Emergency regs issued in CA to address network inadequacies
California Insurance Commissioner Dave Jones has issued emergency regulations to address growing concerns from consumers over the adequacy of insurance company provider networks and the accuracy of provider listings—with implications for radiology.
The insurance commission in California has jurisdiction over PPOs and indemnity health insurers. The Department of Managed Health Care (DMHC) regulates HMOs and has only recently begun addressing similar concerns about network adequacy.
“There have been concerns about the adequacy or the accuracy of the provider networks that these plans are publishing," said Bob Achermann, executive director of the California Radiological Society. “There are practices that don’t exist, physicians who don’t practice and physicians who don’t accept new patients. A lot of advocacy groups and the two regulatory agencies (the Department of Insurance and the DMHC) have been particularly concerned about what are we selling here, and whether people are being misled about the availability of services and the adequacy of these provider networks.”
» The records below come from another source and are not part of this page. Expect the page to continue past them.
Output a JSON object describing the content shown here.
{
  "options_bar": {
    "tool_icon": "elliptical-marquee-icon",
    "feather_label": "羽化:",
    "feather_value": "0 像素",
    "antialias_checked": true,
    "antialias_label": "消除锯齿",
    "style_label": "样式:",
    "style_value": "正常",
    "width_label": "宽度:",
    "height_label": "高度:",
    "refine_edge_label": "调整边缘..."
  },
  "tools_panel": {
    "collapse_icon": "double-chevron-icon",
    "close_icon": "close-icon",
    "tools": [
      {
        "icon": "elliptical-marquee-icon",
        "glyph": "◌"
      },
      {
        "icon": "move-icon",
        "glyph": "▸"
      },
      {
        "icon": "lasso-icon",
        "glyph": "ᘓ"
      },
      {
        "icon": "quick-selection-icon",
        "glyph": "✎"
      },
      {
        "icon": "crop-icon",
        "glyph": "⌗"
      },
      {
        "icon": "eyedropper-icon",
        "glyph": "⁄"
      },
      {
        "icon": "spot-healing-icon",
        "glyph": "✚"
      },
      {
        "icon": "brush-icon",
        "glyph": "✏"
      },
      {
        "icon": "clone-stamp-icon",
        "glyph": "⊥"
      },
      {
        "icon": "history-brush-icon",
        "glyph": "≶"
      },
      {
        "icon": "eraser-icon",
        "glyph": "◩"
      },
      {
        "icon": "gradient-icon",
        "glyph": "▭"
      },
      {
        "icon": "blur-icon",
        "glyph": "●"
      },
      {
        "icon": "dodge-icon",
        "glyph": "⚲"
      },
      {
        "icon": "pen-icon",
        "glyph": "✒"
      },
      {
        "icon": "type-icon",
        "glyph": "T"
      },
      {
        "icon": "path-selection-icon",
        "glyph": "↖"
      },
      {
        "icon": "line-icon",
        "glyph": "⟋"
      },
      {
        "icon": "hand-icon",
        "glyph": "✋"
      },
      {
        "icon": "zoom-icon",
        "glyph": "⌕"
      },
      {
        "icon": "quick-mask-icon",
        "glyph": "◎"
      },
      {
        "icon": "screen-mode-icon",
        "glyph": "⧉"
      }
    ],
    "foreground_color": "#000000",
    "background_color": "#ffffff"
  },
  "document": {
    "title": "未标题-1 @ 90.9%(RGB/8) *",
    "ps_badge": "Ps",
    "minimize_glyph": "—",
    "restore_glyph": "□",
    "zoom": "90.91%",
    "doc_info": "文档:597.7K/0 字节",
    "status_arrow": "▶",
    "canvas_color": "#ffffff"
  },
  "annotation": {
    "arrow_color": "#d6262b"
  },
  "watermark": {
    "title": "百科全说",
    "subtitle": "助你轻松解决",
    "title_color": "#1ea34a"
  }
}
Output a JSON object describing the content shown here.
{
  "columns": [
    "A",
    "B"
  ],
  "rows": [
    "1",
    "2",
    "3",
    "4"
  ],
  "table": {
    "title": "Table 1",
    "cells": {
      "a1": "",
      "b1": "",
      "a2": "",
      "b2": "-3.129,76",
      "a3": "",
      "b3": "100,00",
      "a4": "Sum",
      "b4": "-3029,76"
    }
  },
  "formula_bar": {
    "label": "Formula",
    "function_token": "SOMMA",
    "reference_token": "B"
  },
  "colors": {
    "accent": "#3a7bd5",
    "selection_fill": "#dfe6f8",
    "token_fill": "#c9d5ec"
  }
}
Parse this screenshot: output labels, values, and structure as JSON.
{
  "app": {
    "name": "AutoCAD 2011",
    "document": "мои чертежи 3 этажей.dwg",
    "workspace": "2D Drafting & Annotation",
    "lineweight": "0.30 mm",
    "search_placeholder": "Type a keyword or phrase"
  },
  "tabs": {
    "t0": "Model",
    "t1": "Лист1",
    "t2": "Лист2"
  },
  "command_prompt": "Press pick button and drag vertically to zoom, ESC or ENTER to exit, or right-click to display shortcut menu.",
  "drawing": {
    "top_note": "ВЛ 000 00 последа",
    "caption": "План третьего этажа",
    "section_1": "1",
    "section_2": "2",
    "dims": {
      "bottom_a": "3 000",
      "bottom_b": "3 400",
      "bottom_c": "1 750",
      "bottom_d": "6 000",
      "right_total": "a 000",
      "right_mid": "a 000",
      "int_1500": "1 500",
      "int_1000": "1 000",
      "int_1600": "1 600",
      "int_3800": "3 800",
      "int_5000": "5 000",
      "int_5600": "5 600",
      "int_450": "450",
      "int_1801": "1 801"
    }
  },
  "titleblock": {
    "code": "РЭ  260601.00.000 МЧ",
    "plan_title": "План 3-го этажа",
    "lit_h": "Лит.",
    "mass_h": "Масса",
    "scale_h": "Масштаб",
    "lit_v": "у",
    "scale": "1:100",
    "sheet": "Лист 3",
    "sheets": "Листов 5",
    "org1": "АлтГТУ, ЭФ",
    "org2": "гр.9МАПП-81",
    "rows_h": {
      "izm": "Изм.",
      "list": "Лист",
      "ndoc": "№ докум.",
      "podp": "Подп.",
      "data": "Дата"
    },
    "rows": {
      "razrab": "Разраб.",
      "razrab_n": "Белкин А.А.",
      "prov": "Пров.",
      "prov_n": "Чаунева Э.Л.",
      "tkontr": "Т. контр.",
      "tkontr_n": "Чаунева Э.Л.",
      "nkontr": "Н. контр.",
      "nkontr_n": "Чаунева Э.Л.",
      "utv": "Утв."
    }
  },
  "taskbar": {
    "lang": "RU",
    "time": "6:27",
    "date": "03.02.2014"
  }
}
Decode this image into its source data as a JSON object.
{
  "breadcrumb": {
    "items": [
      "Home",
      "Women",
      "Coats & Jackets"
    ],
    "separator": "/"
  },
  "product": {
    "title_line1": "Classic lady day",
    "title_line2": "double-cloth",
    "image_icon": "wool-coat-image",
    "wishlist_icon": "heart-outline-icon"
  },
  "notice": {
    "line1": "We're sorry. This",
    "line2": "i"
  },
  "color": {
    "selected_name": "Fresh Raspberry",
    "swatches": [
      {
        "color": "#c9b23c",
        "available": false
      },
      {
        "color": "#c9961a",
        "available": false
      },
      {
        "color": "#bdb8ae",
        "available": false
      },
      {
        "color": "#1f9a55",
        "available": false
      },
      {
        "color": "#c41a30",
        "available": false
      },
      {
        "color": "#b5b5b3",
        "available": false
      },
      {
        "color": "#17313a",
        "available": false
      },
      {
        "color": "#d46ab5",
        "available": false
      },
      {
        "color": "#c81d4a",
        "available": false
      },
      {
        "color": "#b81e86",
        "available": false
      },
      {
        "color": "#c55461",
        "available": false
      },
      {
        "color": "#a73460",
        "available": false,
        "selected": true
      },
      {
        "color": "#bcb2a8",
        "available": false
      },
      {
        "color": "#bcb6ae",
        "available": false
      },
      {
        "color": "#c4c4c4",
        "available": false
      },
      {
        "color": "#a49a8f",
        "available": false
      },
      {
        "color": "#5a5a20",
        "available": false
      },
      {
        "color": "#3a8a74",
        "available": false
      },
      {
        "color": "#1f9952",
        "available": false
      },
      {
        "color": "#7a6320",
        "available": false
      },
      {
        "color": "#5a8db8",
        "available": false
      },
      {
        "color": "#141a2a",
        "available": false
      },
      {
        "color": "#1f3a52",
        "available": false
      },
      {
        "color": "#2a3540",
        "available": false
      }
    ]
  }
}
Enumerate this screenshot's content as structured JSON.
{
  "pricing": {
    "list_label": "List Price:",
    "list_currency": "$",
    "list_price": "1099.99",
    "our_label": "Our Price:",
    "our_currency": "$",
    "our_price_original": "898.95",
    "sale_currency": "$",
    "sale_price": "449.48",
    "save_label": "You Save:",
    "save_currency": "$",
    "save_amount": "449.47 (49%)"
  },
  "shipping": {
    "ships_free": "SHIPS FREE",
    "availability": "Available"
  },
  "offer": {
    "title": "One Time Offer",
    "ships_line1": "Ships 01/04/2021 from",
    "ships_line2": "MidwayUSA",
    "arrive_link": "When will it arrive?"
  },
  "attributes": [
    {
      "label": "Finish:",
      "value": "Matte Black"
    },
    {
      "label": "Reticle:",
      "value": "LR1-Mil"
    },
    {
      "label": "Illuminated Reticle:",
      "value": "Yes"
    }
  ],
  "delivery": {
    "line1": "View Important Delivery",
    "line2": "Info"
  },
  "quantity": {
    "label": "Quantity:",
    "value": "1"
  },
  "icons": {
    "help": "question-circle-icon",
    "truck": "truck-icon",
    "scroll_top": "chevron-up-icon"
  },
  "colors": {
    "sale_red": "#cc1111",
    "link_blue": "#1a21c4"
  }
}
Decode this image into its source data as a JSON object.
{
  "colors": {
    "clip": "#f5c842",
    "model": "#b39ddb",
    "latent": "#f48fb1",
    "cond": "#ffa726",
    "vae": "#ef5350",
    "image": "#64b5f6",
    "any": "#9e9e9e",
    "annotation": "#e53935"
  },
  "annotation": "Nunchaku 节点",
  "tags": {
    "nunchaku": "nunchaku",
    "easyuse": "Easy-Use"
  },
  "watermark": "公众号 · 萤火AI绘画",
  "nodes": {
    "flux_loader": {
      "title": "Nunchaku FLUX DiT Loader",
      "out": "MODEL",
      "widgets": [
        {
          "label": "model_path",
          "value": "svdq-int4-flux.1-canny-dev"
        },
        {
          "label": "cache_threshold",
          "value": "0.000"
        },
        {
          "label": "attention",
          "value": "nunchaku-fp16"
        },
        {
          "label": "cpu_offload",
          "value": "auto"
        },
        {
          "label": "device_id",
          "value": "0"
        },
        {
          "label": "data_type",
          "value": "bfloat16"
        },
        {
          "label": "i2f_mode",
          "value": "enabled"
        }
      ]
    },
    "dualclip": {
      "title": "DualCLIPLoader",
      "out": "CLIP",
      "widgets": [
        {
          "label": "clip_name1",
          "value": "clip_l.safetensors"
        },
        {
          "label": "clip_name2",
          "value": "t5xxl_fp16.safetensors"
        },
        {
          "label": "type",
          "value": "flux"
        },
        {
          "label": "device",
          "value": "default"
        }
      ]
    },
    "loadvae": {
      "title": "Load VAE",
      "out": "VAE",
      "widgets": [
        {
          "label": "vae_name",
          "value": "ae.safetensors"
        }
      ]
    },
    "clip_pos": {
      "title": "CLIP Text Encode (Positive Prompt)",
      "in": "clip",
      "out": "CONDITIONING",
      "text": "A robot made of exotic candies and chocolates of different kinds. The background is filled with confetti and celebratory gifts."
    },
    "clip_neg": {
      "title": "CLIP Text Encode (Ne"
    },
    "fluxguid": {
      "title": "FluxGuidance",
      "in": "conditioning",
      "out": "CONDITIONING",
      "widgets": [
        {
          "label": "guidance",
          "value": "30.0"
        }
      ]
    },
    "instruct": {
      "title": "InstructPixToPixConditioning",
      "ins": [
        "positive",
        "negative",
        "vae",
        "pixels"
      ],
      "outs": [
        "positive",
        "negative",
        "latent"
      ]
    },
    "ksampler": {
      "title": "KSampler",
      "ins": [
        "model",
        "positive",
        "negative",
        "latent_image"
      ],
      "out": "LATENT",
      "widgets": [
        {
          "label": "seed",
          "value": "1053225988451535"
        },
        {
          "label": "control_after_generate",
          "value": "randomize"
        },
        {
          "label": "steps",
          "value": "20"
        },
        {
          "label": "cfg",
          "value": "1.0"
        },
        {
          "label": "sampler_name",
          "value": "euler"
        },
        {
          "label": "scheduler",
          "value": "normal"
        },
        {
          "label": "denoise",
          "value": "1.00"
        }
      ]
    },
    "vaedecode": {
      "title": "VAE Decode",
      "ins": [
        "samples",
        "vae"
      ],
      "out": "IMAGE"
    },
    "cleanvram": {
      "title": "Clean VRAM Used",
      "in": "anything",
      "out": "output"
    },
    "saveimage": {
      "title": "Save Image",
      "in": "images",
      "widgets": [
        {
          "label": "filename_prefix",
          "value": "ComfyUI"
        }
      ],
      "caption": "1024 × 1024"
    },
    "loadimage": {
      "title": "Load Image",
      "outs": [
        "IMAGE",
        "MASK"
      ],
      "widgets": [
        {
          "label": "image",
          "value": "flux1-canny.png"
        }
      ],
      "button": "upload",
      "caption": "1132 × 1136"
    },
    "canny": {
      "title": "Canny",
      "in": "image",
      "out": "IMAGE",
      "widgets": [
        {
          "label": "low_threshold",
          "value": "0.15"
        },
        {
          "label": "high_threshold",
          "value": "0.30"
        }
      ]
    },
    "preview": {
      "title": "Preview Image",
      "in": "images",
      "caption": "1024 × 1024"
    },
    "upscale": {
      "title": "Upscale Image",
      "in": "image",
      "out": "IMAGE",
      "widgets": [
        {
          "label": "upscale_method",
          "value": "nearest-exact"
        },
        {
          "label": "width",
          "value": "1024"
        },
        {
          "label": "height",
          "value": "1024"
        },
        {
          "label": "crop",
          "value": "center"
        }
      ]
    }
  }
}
According to the Department of Insurance, the new regulations would require insurers to:
- Include an adequate number of primary care physicians accepting new patients to accommodate recent and ongoing anticipated enrollment growth;
- Include an adequate number of primary care providers and specialists with admitting and practice privileges at network hospitals;
- Consider the frequency and type of treatment needed to provide mental health and substance use disorder care when creating the provider network;
- Adhere to and monitor new appointment wait time standards;
- Report information about the networks and changes to the networks to the Department of Insurance on an ongoing basis
- Provide accurate provider network directories to the Department and make them available both to policyholders and the public, so that those shopping for health insurance have this information as well;
- Make arrangements to provide out-of-network care at in network prices when there are insufficient in-network care providers.
“I was struck by the breadth of the provider directory requirements, which are much more detailed than what is out there right now,” Achermann said.
A new development that could be potentially be onerous, Achermann said, has to do with a provision that when a patient goes to a hospital for non-emergency services the facility and plan would have to disclose to the insured—prior to getting services—whether there are any non-network hospital-based physicians (like radiologists) in the facility, the likely scope of service they will provided and the costs.
“That could be a real challenge when you don’t know exactly what is going to transpire with that patient,” Achermann said. “How many days are you going to stay? How much imaging are you going to get? So that’s new, and that's something we (the California Radiological Society) is probably going to comment on.”